How to Develop Teams that Talk Less and Achieve More

Talking gives the illusion of action.

If the room goes quiet when you ask, “What are we going to do about that?”, you have a team that talks too much and achieves too little.

The illusion that talking is achievement leads to:

  1. Smug superiority. You look down on the people you talk about.
  2. Self-satisfied frustration. Leadership teams that talk more than act develop frustration toward the people they should encourage and support.
  3. Self-deluded stagnation. Teams that talk – but don’t act – imagine they’re getting things done.

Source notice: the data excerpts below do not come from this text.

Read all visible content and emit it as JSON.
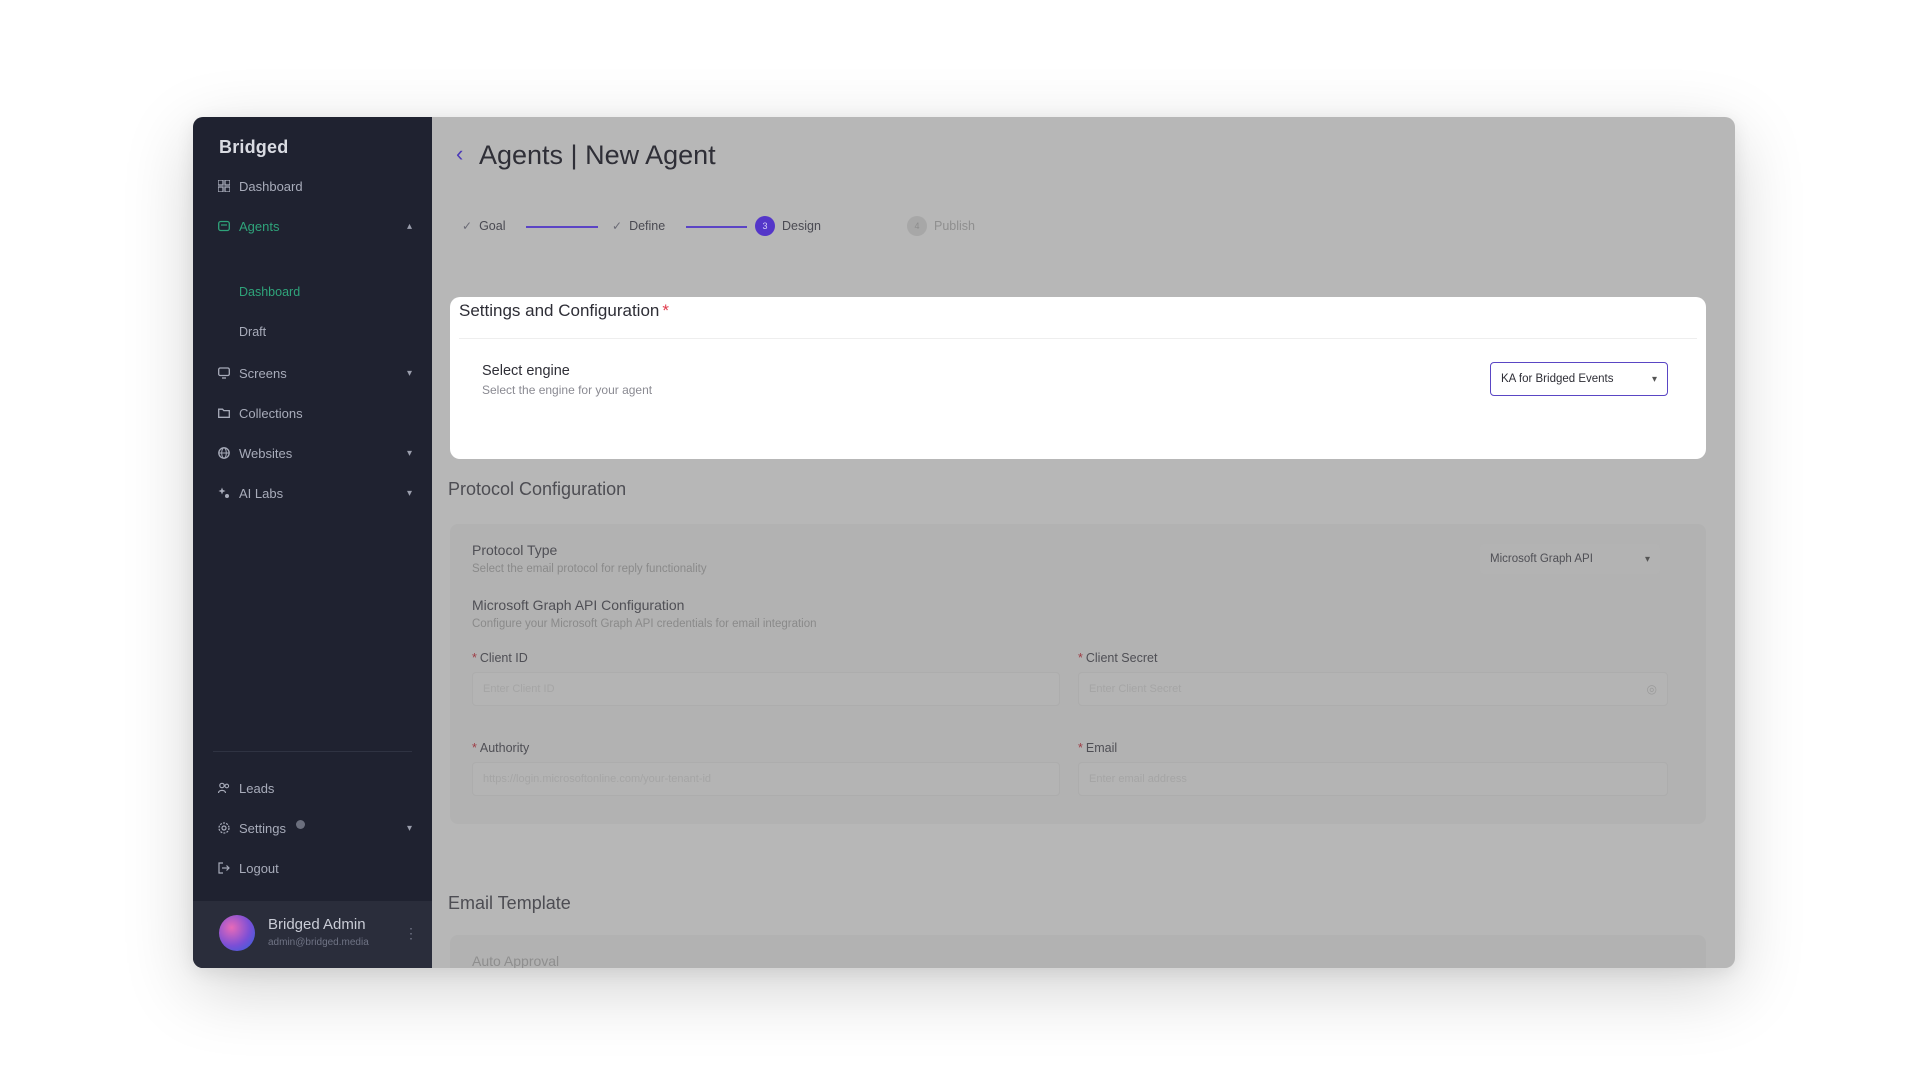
{
  "app": {
    "logo": "Bridged"
  },
  "sidebar": {
    "items": [
      {
        "label": "Dashboard",
        "icon": "grid-icon"
      },
      {
        "label": "Agents",
        "icon": "agent-icon",
        "active": true,
        "expanded": true
      },
      {
        "label": "Screens",
        "icon": "monitor-icon"
      },
      {
        "label": "Collections",
        "icon": "folder-icon"
      },
      {
        "label": "Websites",
        "icon": "globe-icon"
      },
      {
        "label": "AI Labs",
        "icon": "sparkle-icon"
      }
    ],
    "agents_sub": [
      {
        "label": "Dashboard",
        "active": true
      },
      {
        "label": "Draft"
      }
    ],
    "bottom_items": [
      {
        "label": "Leads",
        "icon": "users-icon"
      },
      {
        "label": "Settings",
        "icon": "gear-icon"
      },
      {
        "label": "Logout",
        "icon": "logout-icon"
      }
    ],
    "user": {
      "name": "Bridged Admin",
      "email": "admin@bridged.media"
    }
  },
  "header": {
    "title": "Agents | New Agent"
  },
  "stepper": {
    "steps": [
      {
        "label": "Goal",
        "state": "done"
      },
      {
        "label": "Define",
        "state": "done"
      },
      {
        "label": "Design",
        "state": "current",
        "number": "3"
      },
      {
        "label": "Publish",
        "state": "pending",
        "number": "4"
      }
    ]
  },
  "settings": {
    "title": "Settings and Configuration",
    "required_mark": "*",
    "engine_label": "Select engine",
    "engine_desc": "Select the engine for your agent",
    "engine_value": "KA for Bridged Events"
  },
  "protocol": {
    "title": "Protocol Configuration",
    "type_label": "Protocol Type",
    "type_desc": "Select the email protocol for reply functionality",
    "type_value": "Microsoft Graph API",
    "graph_label": "Microsoft Graph API Configuration",
    "graph_desc": "Configure your Microsoft Graph API credentials for email integration",
    "fields": {
      "client_id": {
        "label": "Client ID",
        "placeholder": "Enter Client ID"
      },
      "client_secret": {
        "label": "Client Secret",
        "placeholder": "Enter Client Secret"
      },
      "authority": {
        "label": "Authority",
        "placeholder": "https://login.microsoftonline.com/your-tenant-id"
      },
      "email": {
        "label": "Email",
        "placeholder": "Enter email address"
      }
    }
  },
  "email_template": {
    "title": "Email Template",
    "auto_approval_label": "Auto Approval"
  },
  "colors": {
    "accent": "#5436c9",
    "active_nav": "#2fa37a",
    "required": "#e0394a",
    "sidebar_bg": "#1f2230"
  }
}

Teams that talk focus on the responsibility of others.

Action creates personal responsibility.

Hidden value of action:

  1. Openness to listen and learn. People who talk too much over-estimate their knowledge.
  2. Momentum. You’re stuck until you act.
  3. Clear thinking. Guesswork happens while you sit and talk. Clarity happens when you get off the stool of do-nothing.

How teams overcome inaction:

#1. Set deadlines.

Before the discussion begins, ask, “When would you like to be doing something about this agenda item?”

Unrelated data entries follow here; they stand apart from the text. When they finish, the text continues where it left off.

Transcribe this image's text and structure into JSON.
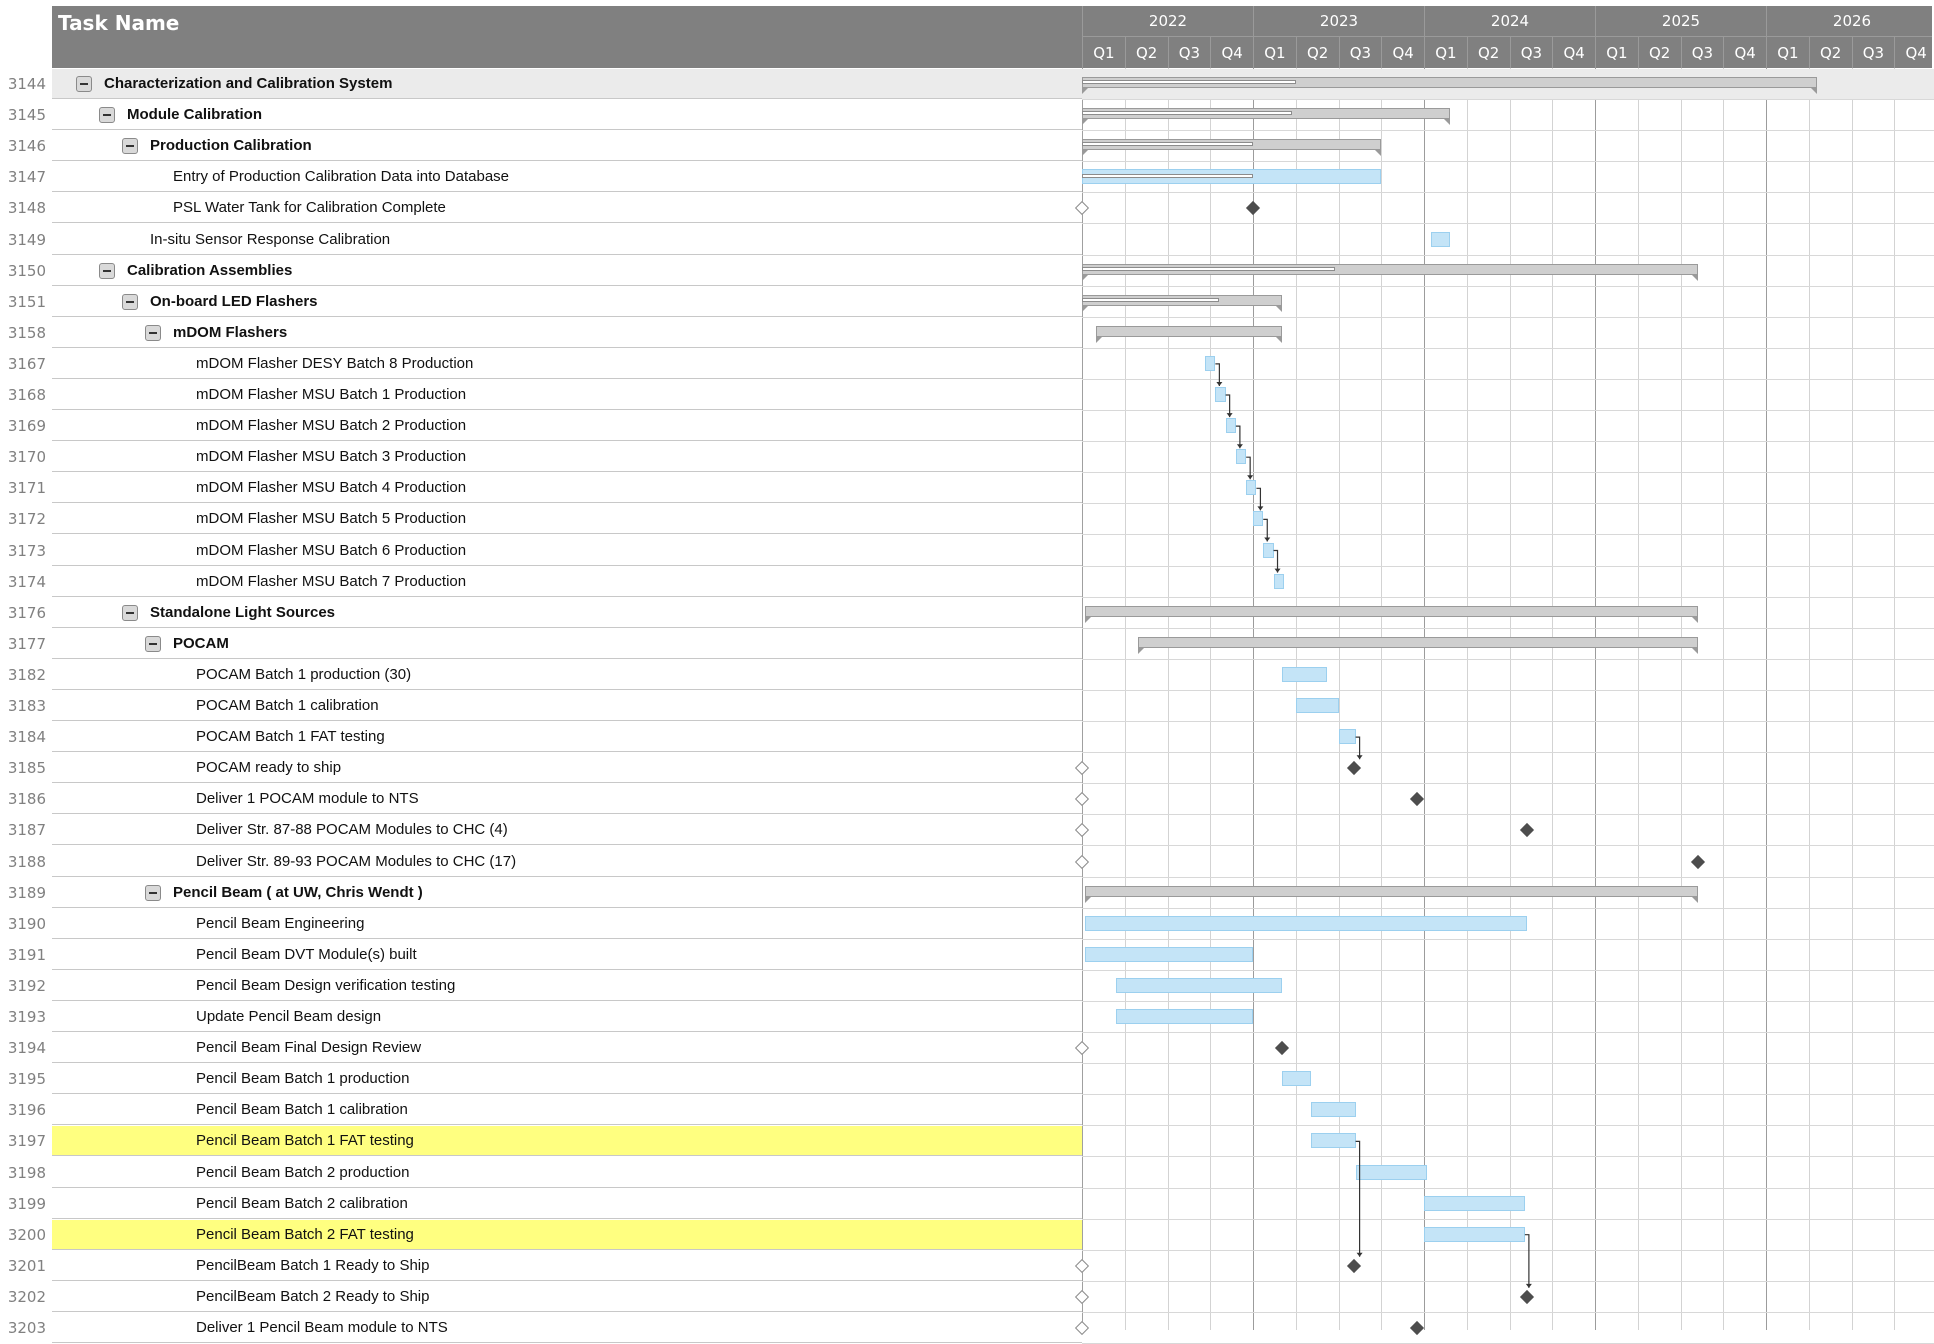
{
  "header": {
    "task_name_label": "Task Name",
    "years": [
      "2022",
      "2023",
      "2024",
      "2025",
      "2026"
    ],
    "quarters": [
      "Q1",
      "Q2",
      "Q3",
      "Q4"
    ]
  },
  "colors": {
    "header_bg": "#808080",
    "task_bar": "#c4e4f7",
    "summary_bar": "#cfcfcf",
    "milestone": "#4d4d4d",
    "highlight": "#ffff80"
  },
  "rows": [
    {
      "id": "3144",
      "name": "Characterization and Calibration System",
      "level": 0,
      "summary": true,
      "top": true,
      "bar": {
        "type": "summary",
        "start": 0.0,
        "end": 4.3,
        "progress": 1.25
      }
    },
    {
      "id": "3145",
      "name": "Module Calibration",
      "level": 1,
      "summary": true,
      "bar": {
        "type": "summary",
        "start": 0.0,
        "end": 2.15,
        "progress": 1.23
      }
    },
    {
      "id": "3146",
      "name": "Production Calibration",
      "level": 2,
      "summary": true,
      "bar": {
        "type": "summary",
        "start": 0.0,
        "end": 1.75,
        "progress": 1.0
      }
    },
    {
      "id": "3147",
      "name": "Entry of Production Calibration Data into Database",
      "level": 3,
      "summary": false,
      "bar": {
        "type": "task",
        "start": 0.0,
        "end": 1.75,
        "progress": 1.0
      }
    },
    {
      "id": "3148",
      "name": "PSL Water Tank for Calibration Complete",
      "level": 3,
      "summary": false,
      "bar": {
        "type": "milestone",
        "at": 1.0,
        "baseline": 0.0
      }
    },
    {
      "id": "3149",
      "name": "In-situ Sensor Response Calibration",
      "level": 2,
      "summary": false,
      "bar": {
        "type": "task",
        "start": 2.04,
        "end": 2.15
      }
    },
    {
      "id": "3150",
      "name": "Calibration Assemblies",
      "level": 1,
      "summary": true,
      "bar": {
        "type": "summary",
        "start": 0.0,
        "end": 3.6,
        "progress": 1.48
      }
    },
    {
      "id": "3151",
      "name": "On-board LED Flashers",
      "level": 2,
      "summary": true,
      "bar": {
        "type": "summary",
        "start": 0.0,
        "end": 1.17,
        "progress": 0.8
      }
    },
    {
      "id": "3158",
      "name": "mDOM Flashers",
      "level": 3,
      "summary": true,
      "bar": {
        "type": "summary",
        "start": 0.08,
        "end": 1.17
      }
    },
    {
      "id": "3167",
      "name": "mDOM Flasher DESY Batch 8 Production",
      "level": 4,
      "summary": false,
      "bar": {
        "type": "task",
        "start": 0.72,
        "end": 0.78
      }
    },
    {
      "id": "3168",
      "name": "mDOM Flasher MSU Batch 1 Production",
      "level": 4,
      "summary": false,
      "bar": {
        "type": "task",
        "start": 0.78,
        "end": 0.84
      }
    },
    {
      "id": "3169",
      "name": "mDOM Flasher MSU Batch 2 Production",
      "level": 4,
      "summary": false,
      "bar": {
        "type": "task",
        "start": 0.84,
        "end": 0.9
      }
    },
    {
      "id": "3170",
      "name": "mDOM Flasher MSU Batch 3 Production",
      "level": 4,
      "summary": false,
      "bar": {
        "type": "task",
        "start": 0.9,
        "end": 0.96
      }
    },
    {
      "id": "3171",
      "name": "mDOM Flasher MSU Batch 4 Production",
      "level": 4,
      "summary": false,
      "bar": {
        "type": "task",
        "start": 0.96,
        "end": 1.02
      }
    },
    {
      "id": "3172",
      "name": "mDOM Flasher MSU Batch 5 Production",
      "level": 4,
      "summary": false,
      "bar": {
        "type": "task",
        "start": 1.0,
        "end": 1.06
      }
    },
    {
      "id": "3173",
      "name": "mDOM Flasher MSU Batch 6 Production",
      "level": 4,
      "summary": false,
      "bar": {
        "type": "task",
        "start": 1.06,
        "end": 1.12
      }
    },
    {
      "id": "3174",
      "name": "mDOM Flasher MSU Batch 7 Production",
      "level": 4,
      "summary": false,
      "bar": {
        "type": "task",
        "start": 1.12,
        "end": 1.18
      }
    },
    {
      "id": "3176",
      "name": "Standalone Light Sources",
      "level": 2,
      "summary": true,
      "bar": {
        "type": "summary",
        "start": 0.02,
        "end": 3.6
      }
    },
    {
      "id": "3177",
      "name": "POCAM",
      "level": 3,
      "summary": true,
      "bar": {
        "type": "summary",
        "start": 0.33,
        "end": 3.6
      }
    },
    {
      "id": "3182",
      "name": "POCAM Batch 1 production (30)",
      "level": 4,
      "summary": false,
      "bar": {
        "type": "task",
        "start": 1.17,
        "end": 1.43
      }
    },
    {
      "id": "3183",
      "name": "POCAM Batch 1 calibration",
      "level": 4,
      "summary": false,
      "bar": {
        "type": "task",
        "start": 1.25,
        "end": 1.5
      }
    },
    {
      "id": "3184",
      "name": "POCAM Batch 1 FAT testing",
      "level": 4,
      "summary": false,
      "bar": {
        "type": "task",
        "start": 1.5,
        "end": 1.6
      }
    },
    {
      "id": "3185",
      "name": "POCAM ready to ship",
      "level": 4,
      "summary": false,
      "bar": {
        "type": "milestone",
        "at": 1.59,
        "baseline": 0.0
      }
    },
    {
      "id": "3186",
      "name": "Deliver 1 POCAM module to NTS",
      "level": 4,
      "summary": false,
      "bar": {
        "type": "milestone",
        "at": 1.96,
        "baseline": 0.0
      }
    },
    {
      "id": "3187",
      "name": "Deliver Str. 87-88 POCAM Modules to CHC (4)",
      "level": 4,
      "summary": false,
      "bar": {
        "type": "milestone",
        "at": 2.6,
        "baseline": 0.0
      }
    },
    {
      "id": "3188",
      "name": "Deliver Str. 89-93 POCAM Modules to CHC (17)",
      "level": 4,
      "summary": false,
      "bar": {
        "type": "milestone",
        "at": 3.6,
        "baseline": 0.0
      }
    },
    {
      "id": "3189",
      "name": "Pencil Beam ( at UW, Chris Wendt )",
      "level": 3,
      "summary": true,
      "bar": {
        "type": "summary",
        "start": 0.02,
        "end": 3.6
      }
    },
    {
      "id": "3190",
      "name": "Pencil Beam Engineering",
      "level": 4,
      "summary": false,
      "bar": {
        "type": "task",
        "start": 0.02,
        "end": 2.6
      }
    },
    {
      "id": "3191",
      "name": "Pencil Beam DVT Module(s) built",
      "level": 4,
      "summary": false,
      "bar": {
        "type": "task",
        "start": 0.02,
        "end": 1.0
      }
    },
    {
      "id": "3192",
      "name": "Pencil Beam Design verification testing",
      "level": 4,
      "summary": false,
      "bar": {
        "type": "task",
        "start": 0.2,
        "end": 1.17
      }
    },
    {
      "id": "3193",
      "name": "Update Pencil Beam design",
      "level": 4,
      "summary": false,
      "bar": {
        "type": "task",
        "start": 0.2,
        "end": 1.0
      }
    },
    {
      "id": "3194",
      "name": "Pencil Beam Final Design Review",
      "level": 4,
      "summary": false,
      "bar": {
        "type": "milestone",
        "at": 1.17,
        "baseline": 0.0
      }
    },
    {
      "id": "3195",
      "name": "Pencil Beam Batch 1 production",
      "level": 4,
      "summary": false,
      "bar": {
        "type": "task",
        "start": 1.17,
        "end": 1.34
      }
    },
    {
      "id": "3196",
      "name": "Pencil Beam Batch 1 calibration",
      "level": 4,
      "summary": false,
      "bar": {
        "type": "task",
        "start": 1.34,
        "end": 1.6
      }
    },
    {
      "id": "3197",
      "name": "Pencil Beam Batch 1 FAT testing",
      "level": 4,
      "summary": false,
      "highlight": true,
      "bar": {
        "type": "task",
        "start": 1.34,
        "end": 1.6
      }
    },
    {
      "id": "3198",
      "name": "Pencil Beam Batch 2 production",
      "level": 4,
      "summary": false,
      "bar": {
        "type": "task",
        "start": 1.6,
        "end": 2.02
      }
    },
    {
      "id": "3199",
      "name": "Pencil Beam Batch 2 calibration",
      "level": 4,
      "summary": false,
      "bar": {
        "type": "task",
        "start": 2.0,
        "end": 2.59
      }
    },
    {
      "id": "3200",
      "name": "Pencil Beam Batch 2 FAT testing",
      "level": 4,
      "summary": false,
      "highlight": true,
      "bar": {
        "type": "task",
        "start": 2.0,
        "end": 2.59
      }
    },
    {
      "id": "3201",
      "name": "PencilBeam Batch 1 Ready to Ship",
      "level": 4,
      "summary": false,
      "bar": {
        "type": "milestone",
        "at": 1.59,
        "baseline": 0.0
      }
    },
    {
      "id": "3202",
      "name": "PencilBeam Batch 2 Ready to Ship",
      "level": 4,
      "summary": false,
      "bar": {
        "type": "milestone",
        "at": 2.6,
        "baseline": 0.0
      }
    },
    {
      "id": "3203",
      "name": "Deliver 1 Pencil Beam module to NTS",
      "level": 4,
      "summary": false,
      "bar": {
        "type": "milestone",
        "at": 1.96,
        "baseline": 0.0
      }
    }
  ],
  "links": [
    {
      "from": "3167",
      "to": "3168"
    },
    {
      "from": "3168",
      "to": "3169"
    },
    {
      "from": "3169",
      "to": "3170"
    },
    {
      "from": "3170",
      "to": "3171"
    },
    {
      "from": "3171",
      "to": "3172"
    },
    {
      "from": "3172",
      "to": "3173"
    },
    {
      "from": "3173",
      "to": "3174"
    },
    {
      "from": "3184",
      "to": "3185"
    },
    {
      "from": "3197",
      "to": "3201"
    },
    {
      "from": "3200",
      "to": "3202"
    }
  ]
}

Make small decisions now. Procrastination invites overthinking.

Distill big decisions into a series of small action steps.

#2. Ask for action.

Before the meeting ends, ask, “Is there any reason we can’t move forward on this now?” If the answer is, “We CAN’T move forward right now.”:

  1. List and rank the top reasons you can’t move forward now.
  2. Focus on the top three concerns.
  3. Assign concerns to the people around the table. “Please return to our next meeting with three possible answers to the concern you’ve been assigned.”
  4. Schedule your next meeting soon. “If we had to, how quickly could we act on this item?”
  5. Set the tone. The purpose of our next meeting is to find small ways to move forward.

Take a small step if you can’t take a giant leap.

What prevents teams from achievement?

How might leaders develop teams with a bias toward action?